CAP: A Scalable Benchmark for Evaluating Cross-Site Browser Agents with Complex Actions and Perception
Abstract
Large language models are increasingly deployed as autonomous agents that interact with the web through browsers. While recent progress has been driven by benchmarks that evaluate end-to-end task success, these evaluations largely overlook two fundamental sources of difficulty in real web browsing: complex actions over rich user interfaces and visual perception of dynamically rendered content, especially in workflows that span multiple websites.
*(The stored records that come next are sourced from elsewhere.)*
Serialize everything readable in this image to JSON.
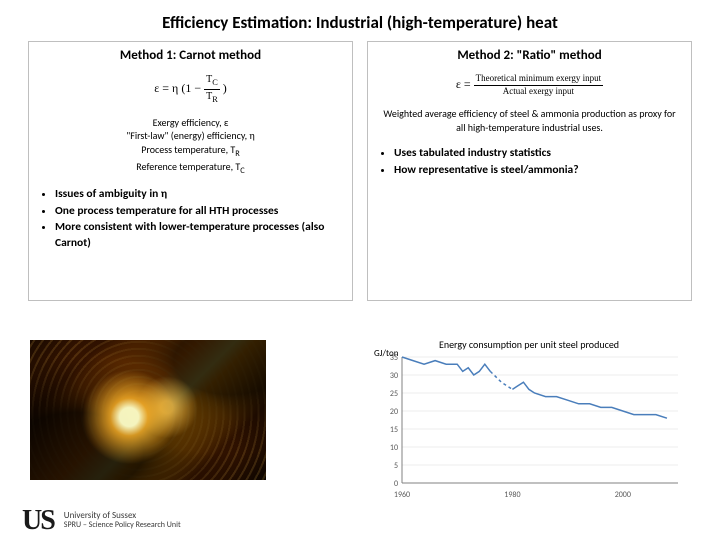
{
  "title": "Efficiency Estimation: Industrial (high-temperature) heat",
  "method1": {
    "title": "Method 1: Carnot method",
    "eq_prefix": "ε = η",
    "eq_open": "(1 −",
    "eq_num": "T",
    "eq_num_sub": "C",
    "eq_den": "T",
    "eq_den_sub": "R",
    "eq_close": ")",
    "defs": [
      "Exergy efficiency, ε",
      "\"First-law\" (energy) efficiency, η",
      "Process temperature, T",
      "Reference temperature, T"
    ],
    "def_sub3": "R",
    "def_sub4": "C",
    "bullets": [
      "Issues of ambiguity in η",
      "One process temperature for all HTH processes",
      "More consistent with lower-temperature processes (also Carnot)"
    ]
  },
  "method2": {
    "title": "Method 2: \"Ratio\" method",
    "eq_prefix": "ε =",
    "eq_num": "Theoretical minimum exergy input",
    "eq_den": "Actual exergy input",
    "desc": "Weighted average efficiency of steel & ammonia production as proxy for all high-temperature industrial uses.",
    "bullets": [
      "Uses tabulated industry statistics",
      "How representative is steel/ammonia?"
    ]
  },
  "chart": {
    "title": "Energy consumption per unit steel produced",
    "ylabel": "GJ/ton",
    "ylim": [
      0,
      35
    ],
    "ytick_step": 5,
    "xlim": [
      1960,
      2010
    ],
    "xticks": [
      1960,
      1980,
      2000
    ],
    "line_color": "#4a7ebb",
    "axis_color": "#808080",
    "grid_color": "#d9d9d9",
    "background_color": "#ffffff",
    "line_width": 1.5,
    "dash_break": {
      "from": 1976,
      "to": 1980
    },
    "series": [
      {
        "x": 1960,
        "y": 35
      },
      {
        "x": 1962,
        "y": 34
      },
      {
        "x": 1964,
        "y": 33
      },
      {
        "x": 1966,
        "y": 34
      },
      {
        "x": 1968,
        "y": 33
      },
      {
        "x": 1970,
        "y": 33
      },
      {
        "x": 1971,
        "y": 31
      },
      {
        "x": 1972,
        "y": 32
      },
      {
        "x": 1973,
        "y": 30
      },
      {
        "x": 1974,
        "y": 31
      },
      {
        "x": 1975,
        "y": 33
      },
      {
        "x": 1976,
        "y": 31
      },
      {
        "x": 1978,
        "y": 28
      },
      {
        "x": 1980,
        "y": 26
      },
      {
        "x": 1981,
        "y": 27
      },
      {
        "x": 1982,
        "y": 28
      },
      {
        "x": 1983,
        "y": 26
      },
      {
        "x": 1984,
        "y": 25
      },
      {
        "x": 1986,
        "y": 24
      },
      {
        "x": 1988,
        "y": 24
      },
      {
        "x": 1990,
        "y": 23
      },
      {
        "x": 1992,
        "y": 22
      },
      {
        "x": 1994,
        "y": 22
      },
      {
        "x": 1996,
        "y": 21
      },
      {
        "x": 1998,
        "y": 21
      },
      {
        "x": 2000,
        "y": 20
      },
      {
        "x": 2002,
        "y": 19
      },
      {
        "x": 2004,
        "y": 19
      },
      {
        "x": 2006,
        "y": 19
      },
      {
        "x": 2008,
        "y": 18
      }
    ]
  },
  "footer": {
    "line1": "University of Sussex",
    "line2": "SPRU – Science Policy Research Unit"
  }
}
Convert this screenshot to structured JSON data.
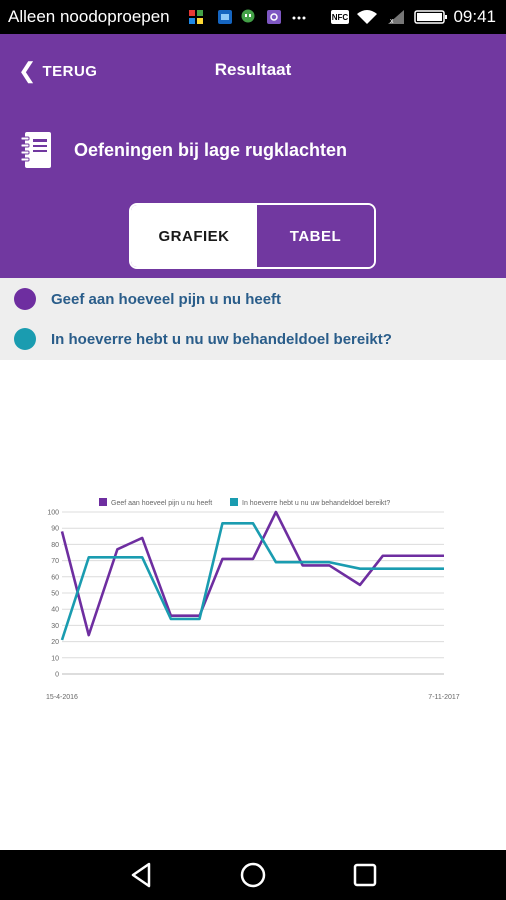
{
  "status": {
    "carrier": "Alleen noodoproepen",
    "time": "09:41"
  },
  "header": {
    "back_label": "TERUG",
    "title": "Resultaat",
    "topic": "Oefeningen bij lage rugklachten"
  },
  "tabs": [
    {
      "label": "GRAFIEK",
      "selected": true
    },
    {
      "label": "TABEL",
      "selected": false
    }
  ],
  "legend": [
    {
      "label": "Geef aan hoeveel pijn u nu heeft",
      "color": "#6e2ea0"
    },
    {
      "label": "In hoeverre hebt u nu uw behandeldoel bereikt?",
      "color": "#1a9cb0"
    }
  ],
  "colors": {
    "brand": "#7138a0",
    "series_1": "#6e2ea0",
    "series_2": "#1a9cb0"
  },
  "chart_data": {
    "type": "line",
    "x_labels": [
      "15-4-2016",
      "7-11-2017"
    ],
    "ylim": [
      0,
      100
    ],
    "yticks": [
      0,
      10,
      20,
      30,
      40,
      50,
      60,
      70,
      80,
      90,
      100
    ],
    "grid": true,
    "legend_position": "top",
    "series": [
      {
        "name": "Geef aan hoeveel pijn u nu heeft",
        "color": "#6e2ea0",
        "values": [
          88,
          24,
          77,
          84,
          36,
          36,
          71,
          71,
          100,
          67,
          67,
          55,
          73,
          73,
          73
        ]
      },
      {
        "name": "In hoeverre hebt u nu uw behandeldoel bereikt?",
        "color": "#1a9cb0",
        "values": [
          21,
          72,
          72,
          72,
          34,
          34,
          93,
          93,
          69,
          69,
          69,
          65,
          65,
          65,
          65
        ]
      }
    ],
    "x_positions": [
      0,
      0.07,
      0.145,
      0.21,
      0.285,
      0.36,
      0.42,
      0.5,
      0.56,
      0.63,
      0.7,
      0.78,
      0.84,
      0.92,
      1
    ]
  }
}
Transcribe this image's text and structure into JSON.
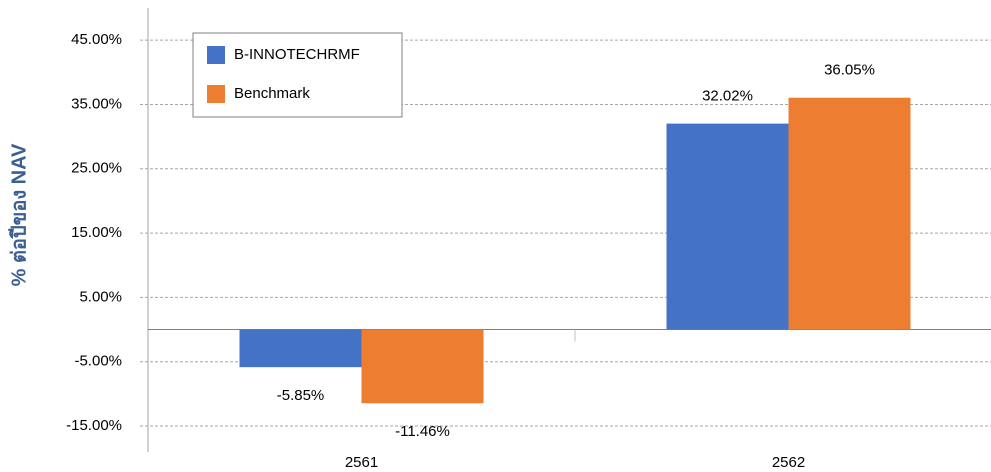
{
  "chart_data": {
    "type": "bar",
    "y_label": "% ต่อปีของ NAV",
    "categories": [
      "2561",
      "2562"
    ],
    "series": [
      {
        "name": "B-INNOTECHRMF",
        "color": "#4472c4",
        "values": [
          -5.85,
          32.02
        ],
        "value_labels": [
          "-5.85%",
          "32.02%"
        ]
      },
      {
        "name": "Benchmark",
        "color": "#ed7d31",
        "values": [
          -11.46,
          36.05
        ],
        "value_labels": [
          "-11.46%",
          "36.05%"
        ]
      }
    ],
    "ylim": [
      -15,
      50
    ],
    "yticks": [
      {
        "value": -15,
        "label": "-15.00%"
      },
      {
        "value": -5,
        "label": "-5.00%"
      },
      {
        "value": 5,
        "label": "5.00%"
      },
      {
        "value": 15,
        "label": "15.00%"
      },
      {
        "value": 25,
        "label": "25.00%"
      },
      {
        "value": 35,
        "label": "35.00%"
      },
      {
        "value": 45,
        "label": "45.00%"
      }
    ],
    "grid": true,
    "legend": "top-left"
  }
}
We introduce CAP, a scalable benchmark for evaluating browser agents on cross-site, human-like web tasks that require non-trivial UI interactions and visual understanding. Specifically, we adopt decomposition-recomposition pipeline to first abstracts each website into a structured site card, capturing user-facing functions, complex execution operations, and perceptual requirement, and then recomposes these components into realistic cross-site workflows. Therefore, each task is grounded into specific operation in each website, enabling fine-grained diagnosis. Build on this framework, we successfully construct 420 tasks across 108 real-world websites and 24 domains, with carefully quality control. Experiments on state-of-the-art browser agents show low success rates using our newly proposed verifiable agent-as-a-judge evaluation framework and reveal that perception-heavy interactions remain a major bottleneck, highlighting substantial gaps between current agents and real-world web browsing demands.